La musica di tradizione orale a scuola: una risorsa per la didattica musicale [1]

di Elide Melchioni (in dialogo con Enrico Strobino)
Etno e dintorni, Choraliter 64, maggio 2021

Nella mia pratica più che ventennale di docente di musica presso la scuola secondaria, ho constatato con crescente piacere che i ragazzi sono incredibilmente attratti e incuriositi dalla musica di tradizione, che percepiscono come talmente inconsueta da risultare loro, paradossalmente, modernissima! 

Per l’insegnante che non lo avesse ancora fatto, come fare per avvicinare, incuriosire, far incontrare il mondo apparentemente lontano e arcaico dell’oralità con i nostri studenti?
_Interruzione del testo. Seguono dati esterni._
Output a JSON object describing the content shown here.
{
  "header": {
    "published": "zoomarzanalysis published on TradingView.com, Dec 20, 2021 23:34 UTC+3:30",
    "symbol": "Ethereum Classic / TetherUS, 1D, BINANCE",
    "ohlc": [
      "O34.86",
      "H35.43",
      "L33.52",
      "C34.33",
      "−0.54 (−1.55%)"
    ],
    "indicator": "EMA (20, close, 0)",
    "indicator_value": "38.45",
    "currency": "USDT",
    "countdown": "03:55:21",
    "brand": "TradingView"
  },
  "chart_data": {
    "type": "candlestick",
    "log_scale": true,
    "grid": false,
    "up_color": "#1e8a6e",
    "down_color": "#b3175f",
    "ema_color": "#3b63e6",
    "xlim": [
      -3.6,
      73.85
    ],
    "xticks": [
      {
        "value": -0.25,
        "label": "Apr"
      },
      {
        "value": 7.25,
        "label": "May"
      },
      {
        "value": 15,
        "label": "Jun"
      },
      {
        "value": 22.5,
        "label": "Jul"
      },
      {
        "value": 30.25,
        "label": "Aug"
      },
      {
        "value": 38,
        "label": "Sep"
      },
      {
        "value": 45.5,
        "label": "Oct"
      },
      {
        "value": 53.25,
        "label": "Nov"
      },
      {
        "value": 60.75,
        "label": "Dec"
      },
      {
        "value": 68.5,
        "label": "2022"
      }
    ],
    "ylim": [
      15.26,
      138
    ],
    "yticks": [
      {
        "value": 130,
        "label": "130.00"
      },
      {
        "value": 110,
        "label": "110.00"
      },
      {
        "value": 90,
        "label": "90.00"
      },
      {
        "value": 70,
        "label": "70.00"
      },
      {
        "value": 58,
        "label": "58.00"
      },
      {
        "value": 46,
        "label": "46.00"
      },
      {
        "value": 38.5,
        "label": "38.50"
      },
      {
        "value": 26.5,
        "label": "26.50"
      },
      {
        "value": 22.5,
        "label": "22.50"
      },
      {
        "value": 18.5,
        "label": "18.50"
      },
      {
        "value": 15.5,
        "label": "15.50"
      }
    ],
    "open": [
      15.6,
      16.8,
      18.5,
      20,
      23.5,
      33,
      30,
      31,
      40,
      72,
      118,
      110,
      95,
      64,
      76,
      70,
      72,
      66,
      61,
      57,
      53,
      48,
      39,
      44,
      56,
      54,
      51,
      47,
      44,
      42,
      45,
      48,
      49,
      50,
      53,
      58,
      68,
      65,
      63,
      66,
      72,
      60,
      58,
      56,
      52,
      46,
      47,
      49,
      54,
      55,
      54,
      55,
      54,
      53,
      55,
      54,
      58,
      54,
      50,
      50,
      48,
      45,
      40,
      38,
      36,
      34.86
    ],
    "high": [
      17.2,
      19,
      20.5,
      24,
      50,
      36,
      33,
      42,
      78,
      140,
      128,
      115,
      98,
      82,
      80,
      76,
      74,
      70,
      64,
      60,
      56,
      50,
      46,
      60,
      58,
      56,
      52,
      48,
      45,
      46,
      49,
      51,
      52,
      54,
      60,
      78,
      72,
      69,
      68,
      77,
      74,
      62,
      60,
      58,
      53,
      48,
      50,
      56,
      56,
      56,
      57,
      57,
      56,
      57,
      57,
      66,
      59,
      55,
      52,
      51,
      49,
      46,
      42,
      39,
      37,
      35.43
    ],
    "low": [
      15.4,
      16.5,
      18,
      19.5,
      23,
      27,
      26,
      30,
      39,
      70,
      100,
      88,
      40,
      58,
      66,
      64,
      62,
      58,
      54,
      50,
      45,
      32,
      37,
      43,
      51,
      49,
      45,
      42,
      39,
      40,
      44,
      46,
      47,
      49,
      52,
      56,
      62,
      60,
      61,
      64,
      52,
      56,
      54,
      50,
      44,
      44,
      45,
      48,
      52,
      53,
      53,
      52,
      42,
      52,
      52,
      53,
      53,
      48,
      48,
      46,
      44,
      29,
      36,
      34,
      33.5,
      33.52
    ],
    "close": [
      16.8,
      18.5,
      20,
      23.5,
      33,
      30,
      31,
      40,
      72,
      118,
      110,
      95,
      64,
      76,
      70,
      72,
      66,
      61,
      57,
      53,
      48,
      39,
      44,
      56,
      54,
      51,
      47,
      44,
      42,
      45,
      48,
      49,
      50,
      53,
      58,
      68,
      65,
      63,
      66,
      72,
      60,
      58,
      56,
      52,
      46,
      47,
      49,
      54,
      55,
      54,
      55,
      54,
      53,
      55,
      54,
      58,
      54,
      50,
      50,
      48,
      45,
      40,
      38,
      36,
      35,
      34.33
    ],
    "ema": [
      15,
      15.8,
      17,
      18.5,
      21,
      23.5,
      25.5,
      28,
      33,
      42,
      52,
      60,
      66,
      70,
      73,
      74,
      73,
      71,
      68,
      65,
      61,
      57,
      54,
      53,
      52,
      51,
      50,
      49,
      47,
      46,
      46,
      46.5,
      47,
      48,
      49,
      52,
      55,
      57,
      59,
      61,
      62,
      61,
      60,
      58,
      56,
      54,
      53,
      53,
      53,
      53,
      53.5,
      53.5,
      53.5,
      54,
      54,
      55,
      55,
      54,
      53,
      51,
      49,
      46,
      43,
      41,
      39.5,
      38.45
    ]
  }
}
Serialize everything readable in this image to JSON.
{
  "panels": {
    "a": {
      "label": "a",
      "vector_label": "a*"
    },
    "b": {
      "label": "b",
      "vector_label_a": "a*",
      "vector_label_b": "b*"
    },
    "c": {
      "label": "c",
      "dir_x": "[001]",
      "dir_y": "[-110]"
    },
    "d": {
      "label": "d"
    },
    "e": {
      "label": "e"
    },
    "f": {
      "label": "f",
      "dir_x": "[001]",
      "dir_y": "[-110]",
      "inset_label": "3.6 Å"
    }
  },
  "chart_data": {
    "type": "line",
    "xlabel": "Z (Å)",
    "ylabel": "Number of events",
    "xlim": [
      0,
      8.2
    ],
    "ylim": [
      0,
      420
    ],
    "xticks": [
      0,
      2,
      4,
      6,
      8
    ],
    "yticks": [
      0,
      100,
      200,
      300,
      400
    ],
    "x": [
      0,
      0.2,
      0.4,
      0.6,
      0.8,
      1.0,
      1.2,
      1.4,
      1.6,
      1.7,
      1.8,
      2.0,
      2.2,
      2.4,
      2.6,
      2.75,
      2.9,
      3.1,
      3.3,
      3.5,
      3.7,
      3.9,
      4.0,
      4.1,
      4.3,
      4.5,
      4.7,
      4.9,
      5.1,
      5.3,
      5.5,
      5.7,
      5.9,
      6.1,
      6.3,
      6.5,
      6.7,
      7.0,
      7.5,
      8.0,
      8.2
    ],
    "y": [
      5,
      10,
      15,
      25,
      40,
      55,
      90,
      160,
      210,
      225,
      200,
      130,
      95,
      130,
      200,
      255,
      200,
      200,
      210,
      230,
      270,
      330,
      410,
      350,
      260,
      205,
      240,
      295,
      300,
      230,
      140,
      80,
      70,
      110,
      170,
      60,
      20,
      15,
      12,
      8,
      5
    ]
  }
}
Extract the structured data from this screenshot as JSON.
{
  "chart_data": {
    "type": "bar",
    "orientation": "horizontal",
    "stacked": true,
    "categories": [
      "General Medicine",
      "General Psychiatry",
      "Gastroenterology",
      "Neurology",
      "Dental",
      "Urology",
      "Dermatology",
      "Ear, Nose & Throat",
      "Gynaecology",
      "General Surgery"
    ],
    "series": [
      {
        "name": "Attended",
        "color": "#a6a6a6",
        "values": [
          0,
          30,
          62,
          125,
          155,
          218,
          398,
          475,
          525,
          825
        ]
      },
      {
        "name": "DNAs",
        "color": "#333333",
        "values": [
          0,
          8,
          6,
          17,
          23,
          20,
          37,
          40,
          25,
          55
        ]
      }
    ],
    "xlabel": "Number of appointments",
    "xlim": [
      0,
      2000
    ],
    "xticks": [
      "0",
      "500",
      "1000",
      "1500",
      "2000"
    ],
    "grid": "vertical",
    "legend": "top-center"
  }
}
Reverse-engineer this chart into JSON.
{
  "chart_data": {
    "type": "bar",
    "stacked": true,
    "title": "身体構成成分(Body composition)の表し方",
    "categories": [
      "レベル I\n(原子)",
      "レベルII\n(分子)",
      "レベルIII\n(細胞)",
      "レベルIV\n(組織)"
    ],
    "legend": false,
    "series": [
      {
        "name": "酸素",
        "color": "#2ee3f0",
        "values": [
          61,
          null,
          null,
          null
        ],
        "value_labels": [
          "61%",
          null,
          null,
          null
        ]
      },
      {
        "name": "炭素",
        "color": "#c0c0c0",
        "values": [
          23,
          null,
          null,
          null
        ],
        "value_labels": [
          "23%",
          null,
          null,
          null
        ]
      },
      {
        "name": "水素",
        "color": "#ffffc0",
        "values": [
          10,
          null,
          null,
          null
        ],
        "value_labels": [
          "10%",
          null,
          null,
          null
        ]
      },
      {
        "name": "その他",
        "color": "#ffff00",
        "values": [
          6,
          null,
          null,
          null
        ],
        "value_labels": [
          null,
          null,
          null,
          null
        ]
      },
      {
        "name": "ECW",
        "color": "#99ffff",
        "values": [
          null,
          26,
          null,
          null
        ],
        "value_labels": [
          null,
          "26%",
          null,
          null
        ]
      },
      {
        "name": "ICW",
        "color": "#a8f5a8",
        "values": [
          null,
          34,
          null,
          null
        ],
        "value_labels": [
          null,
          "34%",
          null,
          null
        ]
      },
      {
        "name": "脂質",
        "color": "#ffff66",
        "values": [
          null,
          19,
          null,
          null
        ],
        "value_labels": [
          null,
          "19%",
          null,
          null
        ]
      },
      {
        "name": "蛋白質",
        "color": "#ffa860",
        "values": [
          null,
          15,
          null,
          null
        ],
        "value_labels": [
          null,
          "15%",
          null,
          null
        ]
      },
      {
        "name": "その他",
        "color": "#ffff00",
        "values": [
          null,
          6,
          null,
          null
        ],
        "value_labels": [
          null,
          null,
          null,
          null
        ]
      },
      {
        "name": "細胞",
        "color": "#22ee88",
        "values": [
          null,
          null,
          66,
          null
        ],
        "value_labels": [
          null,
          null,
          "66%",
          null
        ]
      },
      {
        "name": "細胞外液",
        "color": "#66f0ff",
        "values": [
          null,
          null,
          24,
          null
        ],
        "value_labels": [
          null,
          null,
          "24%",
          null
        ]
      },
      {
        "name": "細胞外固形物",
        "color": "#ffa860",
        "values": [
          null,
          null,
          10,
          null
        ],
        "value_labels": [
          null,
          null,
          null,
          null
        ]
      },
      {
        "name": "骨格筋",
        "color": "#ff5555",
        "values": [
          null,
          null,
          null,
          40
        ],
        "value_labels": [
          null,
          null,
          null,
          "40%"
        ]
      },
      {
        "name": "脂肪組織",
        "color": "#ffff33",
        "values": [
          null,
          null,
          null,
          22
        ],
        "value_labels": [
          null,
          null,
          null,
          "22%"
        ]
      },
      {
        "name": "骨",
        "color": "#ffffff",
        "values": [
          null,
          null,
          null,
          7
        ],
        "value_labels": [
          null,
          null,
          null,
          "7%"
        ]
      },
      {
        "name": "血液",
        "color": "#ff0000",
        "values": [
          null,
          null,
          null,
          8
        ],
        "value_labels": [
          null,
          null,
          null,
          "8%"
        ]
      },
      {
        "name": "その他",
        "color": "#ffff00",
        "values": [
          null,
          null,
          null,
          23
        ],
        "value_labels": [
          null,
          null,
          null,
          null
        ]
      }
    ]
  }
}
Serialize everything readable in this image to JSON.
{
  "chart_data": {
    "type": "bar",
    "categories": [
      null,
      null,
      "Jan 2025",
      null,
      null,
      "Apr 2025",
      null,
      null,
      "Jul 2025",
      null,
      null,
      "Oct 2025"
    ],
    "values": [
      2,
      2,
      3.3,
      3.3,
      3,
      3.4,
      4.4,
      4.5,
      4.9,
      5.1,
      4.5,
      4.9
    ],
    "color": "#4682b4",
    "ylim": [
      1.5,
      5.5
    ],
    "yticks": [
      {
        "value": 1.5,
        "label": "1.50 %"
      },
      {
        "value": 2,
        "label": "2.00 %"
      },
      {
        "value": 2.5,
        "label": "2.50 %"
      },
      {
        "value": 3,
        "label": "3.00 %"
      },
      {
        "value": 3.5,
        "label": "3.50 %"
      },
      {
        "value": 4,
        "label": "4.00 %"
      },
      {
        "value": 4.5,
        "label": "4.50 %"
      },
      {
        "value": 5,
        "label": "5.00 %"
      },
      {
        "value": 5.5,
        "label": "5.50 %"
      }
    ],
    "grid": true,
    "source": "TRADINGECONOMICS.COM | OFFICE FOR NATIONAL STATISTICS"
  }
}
Sicuramente è fondamentale partire da un’educazione all’ascolto che proponga, come suggerito dalle Nuove Indicazioni [2] anche il repertorio etnico, fonte incredibile di materiali sonori altri rispetto alle categorie della musica colta. Vocalità spesso aspre, taglienti e crude, non sempre coerenti con l’idea colta di bel suono, di intonazione, di armonia, di polifonia: aggregati sonori, intensità, modalità, timbri talmente arcaici da diventare come dicevo, paradossalmente contemporanei. Il repertorio etnico, vivificato a scuola da una pratica creativa in divenire, offre quindi punti di vista molto interessanti non solo per tutto ciò che attiene l’ambito musicale, ma anche rispetto alla pedagogia interculturale, tema cruciale nella formazione dei cittadini del XXI secolo e tappa fondamentale nel progetto educativo trasversale dell’Educazione Civica. 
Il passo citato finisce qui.